Se aumenta la productividad al automatizar aún más los procesos manuales, y los verdaderos rock stars de la época de los 70 son la informática y las telecomunicaciones. También se abren mucho más los ojos a las brechas sociales entre países, marcado por el acceso al nuevo oro: la información y la tecnología. El rezago de los países en vías de desarrollo en temas de inversión en R&D se hacen más evidentes y los polos económicos mantienen su hegemonía como desde la Primera Revolución Industrial: Estados Unidos y Europa.
La propiedad intelectual siempre ha permeado el proceso de innovación, ya sea mediante el otorgamiento de patentes como la de Watt y las numerosas que tramitó Edison durante su vida, o bien con el uso de marcas y signos distintivos, que fueron particularmente importantes cuando se dio la producción en masa de bienes y la competencia en el mercado se intensificó. Los derechos de autor han sido claves en la industria del software y han surgido sistemas sui generis para proteger bienes que no dimensionábamos iban a requerir protección como con los chips y circuitos integrados. Sin embargo, las referencias históricas y las repercusiones que vemos hoy ponen en evidencia que la propiedad intelectual y el desarrollo tecnológico y creativo no han ido de la mano de la sostenibilidad.
El precio de la innovación de todas las revoluciones pasadas todavía lo pagamos. Aún hoy, sufrimos los efectos ambientales que dejaron las minas de carbón de la Primera Revolución Industrial, que constantemente tienen desprendimientos de plomo y estaño en mantos acuíferos. Hoy, 116 años después de que el primer Model T salió de una fábrica de Ford en Michigan, la industria automovilística se consagra no solo como una de las más poderosas, sino como una de la más contaminantes. Hoy las brechas sociales que hizo evidentes el internet en los 70 siguen acrecentándose, la conectividad poco o nada tiene de democrática, lo cual impacta directamente el acceso a la cultura, la educación y consecuentemente al progreso.
¿Es pesimismo o realidad? También hoy, bajo la temática del Día Mundial de la Propiedad Intelectual: nuestro futuro común se forja con innovación y creatividad, y recorriendo el camino de lo que es la Industria 4.0 o la Cuarta Revolución Industrial, marcada por la inteligencia artificial y tecnologías cognitivas, el repaso de los anteriores acontecimientos y el recuento de los claroscuros que cada una de estas etapas ha significado, pretende crear consciencia en la necesidad de crear un balance entre la innovación y la sostenibilidad, con el enorme reto de las consecuencias que acarreamos de progresos pasados que hoy acortan el futuro, o lo vuelven más difícil de transitar.

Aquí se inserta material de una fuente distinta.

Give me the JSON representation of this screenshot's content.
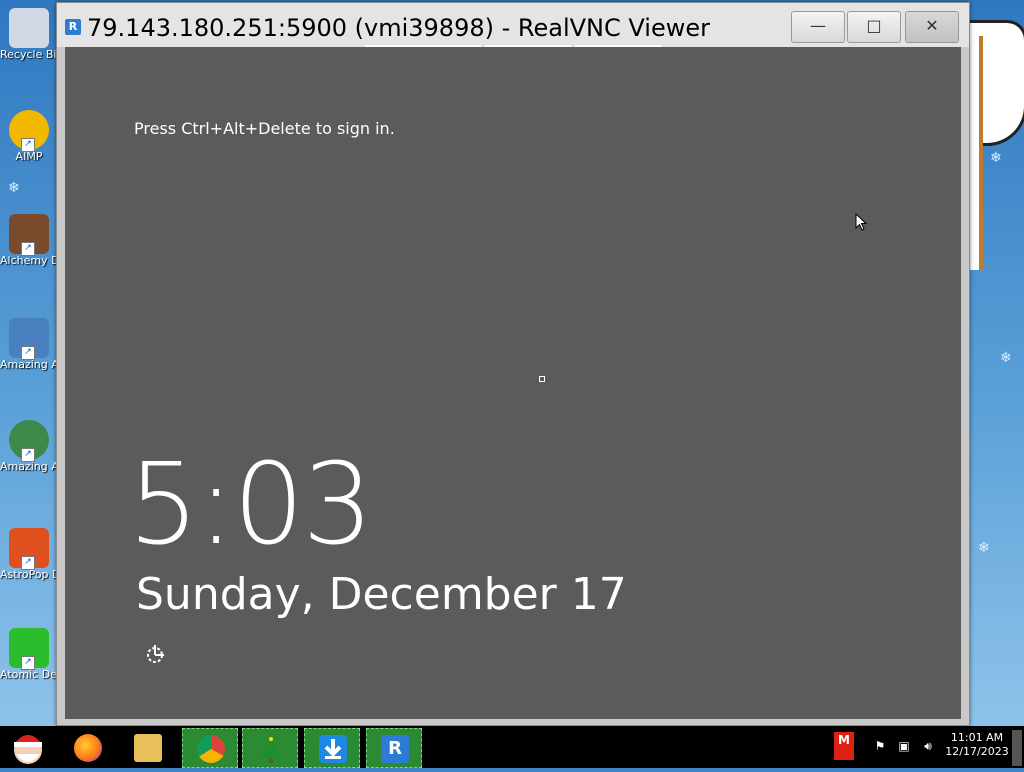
{
  "window": {
    "title": "79.143.180.251:5900 (vmi39898) - RealVNC Viewer",
    "app_icon_letter": "R",
    "minimize_glyph": "—",
    "maximize_glyph": "□",
    "close_glyph": "✕"
  },
  "remote": {
    "hint": "Press Ctrl+Alt+Delete to sign in.",
    "time": "5:03",
    "date": "Sunday, December 17",
    "ease_of_access_icon": "ease-of-access-icon"
  },
  "desktop": {
    "icons": [
      {
        "label": "Recycle Bin",
        "icon": "recycle-bin-icon",
        "color": "#cfd8e3"
      },
      {
        "label": "AIMP",
        "icon": "aimp-icon",
        "color": "#f2b800"
      },
      {
        "label": "Alchemy Deluxe",
        "icon": "alchemy-icon",
        "color": "#7a4a2a"
      },
      {
        "label": "Amazing Adventures",
        "icon": "amazing-adventures-icon",
        "color": "#4a7fc0"
      },
      {
        "label": "Amazing Adventures",
        "icon": "amazing-adventures-2-icon",
        "color": "#3c8a4a"
      },
      {
        "label": "AstroPop Deluxe",
        "icon": "astropop-icon",
        "color": "#e0501e"
      },
      {
        "label": "Atomic Deluxe",
        "icon": "atomic-icon",
        "color": "#2cbd2c"
      }
    ]
  },
  "taskbar": {
    "items": [
      {
        "name": "firefox",
        "icon": "firefox-icon",
        "color": "#ff7a1a",
        "active": false
      },
      {
        "name": "file-explorer",
        "icon": "folder-icon",
        "color": "#e8c15a",
        "active": false
      },
      {
        "name": "chrome",
        "icon": "chrome-icon",
        "color": "#db4437",
        "active": true
      },
      {
        "name": "christmas-tree",
        "icon": "tree-icon",
        "color": "#1e8f2a",
        "active": true
      },
      {
        "name": "downloader",
        "icon": "download-icon",
        "color": "#1e88e5",
        "active": true
      },
      {
        "name": "realvnc",
        "icon": "realvnc-icon",
        "color": "#2c7cd6",
        "active": true
      }
    ],
    "tray": {
      "time": "11:01 AM",
      "date": "12/17/2023",
      "icons": [
        "antivirus-icon",
        "flag-icon",
        "network-icon",
        "volume-icon"
      ]
    }
  }
}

De la mano de la tecnología, sumado a las herramientas tecnológicas cada vez más abundantes, y los incentivos que el sistema de propiedad intelectual para crear de una mejor manera, la tendencia debería ser a la optimización de procesos, sin dejar de lado la humanidad. El desarrollo debe caminar junto con el acceso paritario a los recursos y la creación de ciudades inteligentes junto con personas conscientes, para que adicional a tener un futuro común forjado con innovación y creatividad, se cuente con un futuro innovador y sostenible.